What is Past is Prologue

Cohen, Martin F/The Detroit Free Press/March 30, 2003

     Ten years in the making — more like 410, if you start with Shakespeare — here comes the virtual-reality version of “The Tempest.” You could argue that all theater is virtual reality, but George Popovich’s production, which opens Wednesday at Henry Ford Community College, is the real virtual deal. The actors are live — without them, it wouldn’t be theater — but except for a couple of ladders, the scenery is all projected on screens in 3-D, and playgoers are handed special polarized sunglasses to view the full effect.

     Some action takes place on-screen, but not all of it is prerecorded. When Jason Mercury, who plays Caliban, shows off his magic abilities by waving his hands and making a piece of wood move at his bidding on the screen, that’s not a film; one of the crew members is using a joystick to manipulate the projected image.

     Shakespeare’s “The Tempest,” full of magic, seems an ideal first project for Popovich and Henry Ford Community College’s Virtual Theatricality Lab. Popovich, professor of theater at HFCC for 18 years, is fond of quoting science-fiction writer Arthur C. Clarke’s observation that “any sufficiently advanced technology is indistinguishable from magic.”

     What got Popovich thinking about a brave new world where theater and computerized realism meet was the 1992 movie “The Lawnmower Man,” which used virtual-reality sequences. “I thought, ‘Wow, onstage, with live actors. A big problem, though: I had no clue how to do it.”

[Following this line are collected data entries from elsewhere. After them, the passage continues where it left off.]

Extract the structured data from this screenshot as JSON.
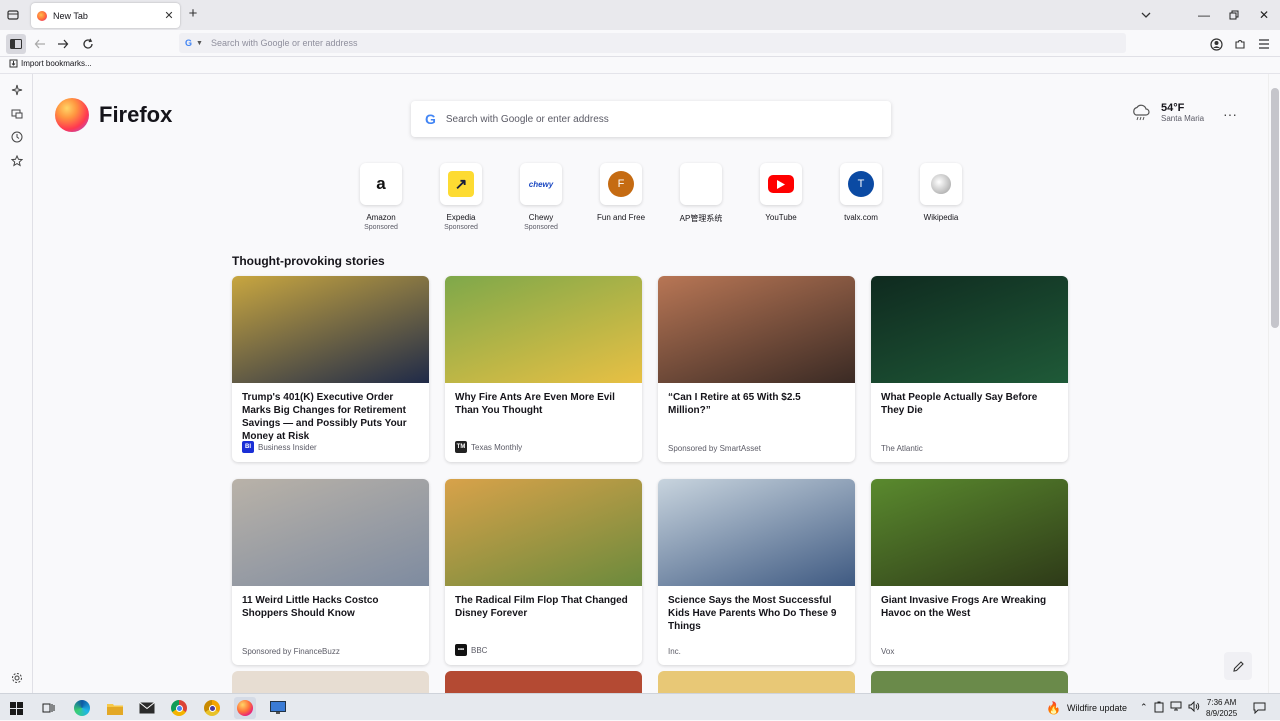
{
  "browser": {
    "tab_title": "New Tab",
    "address_placeholder": "Search with Google or enter address",
    "import_bookmarks": "Import bookmarks..."
  },
  "newtab": {
    "logo_text": "Firefox",
    "search_placeholder": "Search with Google or enter address",
    "weather": {
      "temp": "54°F",
      "city": "Santa Maria"
    },
    "top_sites": [
      {
        "name": "Amazon",
        "sponsored": "Sponsored",
        "icon": "amazon-icon"
      },
      {
        "name": "Expedia",
        "sponsored": "Sponsored",
        "icon": "expedia-icon"
      },
      {
        "name": "Chewy",
        "sponsored": "Sponsored",
        "icon": "chewy-icon"
      },
      {
        "name": "Fun and Free",
        "sponsored": "",
        "letter": "F",
        "icon": "letter-f-icon"
      },
      {
        "name": "AP管理系统",
        "sponsored": "",
        "icon": "blank-site-icon"
      },
      {
        "name": "YouTube",
        "sponsored": "",
        "icon": "youtube-icon"
      },
      {
        "name": "tvalx.com",
        "sponsored": "",
        "letter": "T",
        "icon": "letter-t-icon"
      },
      {
        "name": "Wikipedia",
        "sponsored": "",
        "icon": "wikipedia-icon"
      }
    ],
    "section_title": "Thought-provoking stories",
    "stories": [
      {
        "headline": "Trump's 401(K) Executive Order Marks Big Changes for Retirement Savings — and Possibly Puts Your Money at Risk",
        "source": "Business Insider",
        "badge": "BI",
        "badge_color": "#1a2fd6",
        "img_colors": [
          "#c8a640",
          "#1f2a48"
        ]
      },
      {
        "headline": "Why Fire Ants Are Even More Evil Than You Thought",
        "source": "Texas Monthly",
        "badge": "TM",
        "badge_color": "#222222",
        "img_colors": [
          "#7ea84a",
          "#e8c044"
        ]
      },
      {
        "headline": "“Can I Retire at 65 With $2.5 Million?”",
        "source": "Sponsored by SmartAsset",
        "badge": "",
        "badge_color": "",
        "img_colors": [
          "#b87655",
          "#3a2a24"
        ]
      },
      {
        "headline": "What People Actually Say Before They Die",
        "source": "The Atlantic",
        "badge": "",
        "badge_color": "",
        "img_colors": [
          "#0f2a1f",
          "#1f5a38"
        ]
      },
      {
        "headline": "11 Weird Little Hacks Costco Shoppers Should Know",
        "source": "Sponsored by FinanceBuzz",
        "badge": "",
        "badge_color": "",
        "img_colors": [
          "#b9b2a8",
          "#7e8ba0"
        ]
      },
      {
        "headline": "The Radical Film Flop That Changed Disney Forever",
        "source": "BBC",
        "badge": "•••",
        "badge_color": "#111111",
        "img_colors": [
          "#d8a24a",
          "#6b8a3c"
        ]
      },
      {
        "headline": "Science Says the Most Successful Kids Have Parents Who Do These 9 Things",
        "source": "Inc.",
        "badge": "",
        "badge_color": "",
        "img_colors": [
          "#c8d4de",
          "#3f5a82"
        ]
      },
      {
        "headline": "Giant Invasive Frogs Are Wreaking Havoc on the West",
        "source": "Vox",
        "badge": "",
        "badge_color": "",
        "img_colors": [
          "#5a8a2e",
          "#2e3a18"
        ]
      }
    ],
    "partial_colors": [
      "#e7ddd2",
      "#b44a33",
      "#e8c876",
      "#6a8a4a"
    ]
  },
  "taskbar": {
    "wildfire": "Wildfire update",
    "time": "7:36 AM",
    "date": "8/9/2025"
  }
}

     So he set about learning. But then something happened that perhaps only the imagination of Shakespeare could have predicted. As Popovich was acquiring knowledge, the technology kept changing. “We had this old clunky software,” he says; the equipment he started out with would seem as quaint today, he says, as “Thomas Edison’s basement.”

     Zip forward a decade, and the stage of the college’s Adray Auditorium is loaded with complicated computerized rear-projection systems and other high-tech electronics, not to mention seats for the audience. Everything — actors, screens, projectors, control booth, technicians and audience (the capacity is about 60) — will be onstage. Over the past four or five years, the theater department has received some $140,000 from the college’s Technology Improvement Fund to establish the Virtual Theatricality Lab and to develop the production

     Instead of a faraway island, the play is set on a faraway planet. Instead of the shipwreck caused by the title storm that traditionally begins the play, Popovich’s production has the storm cause the crash of a spaceship. At one point, the actors are seen onboard the spaceship on-screen. At another, they are live on stage. At another, the exterior of the spaceship is shown on-screen. For a director, there is enormous flexibility.

     For the actors, there are a few special challenges. Conversing live with an actor on video takes some getting used to, says Greg Kjolhede, who plays the magician Prospero, the main character. It isn’t just getting the timing down, he says; it’s becoming comfortable with not seeing the face of the person you’re talking to because both the live actor and the screen actor are facing the audience.

     It might be just as disconcerting to look at the actor on-screen. At times, live Prospero is talking to his helpful sprite Ariel on-screen, and shiny, metallic Ariel looks like something between C3P0 from “Star Wars” and an Academy Award statuette. But Ariel’s lip movements are lifelike.

     “Those are real vowel sounds,” Popovich points out. “It’s a lip-synch program.”

     And — with all the computer programs, the demultiplexers, the credits that acknowledge head videographer and systems designer Alan Contino with “digital compositing for trio floating head sequence” — the words being spoken are still Shakespeare’s. And somewhere, he’s got to be smiling.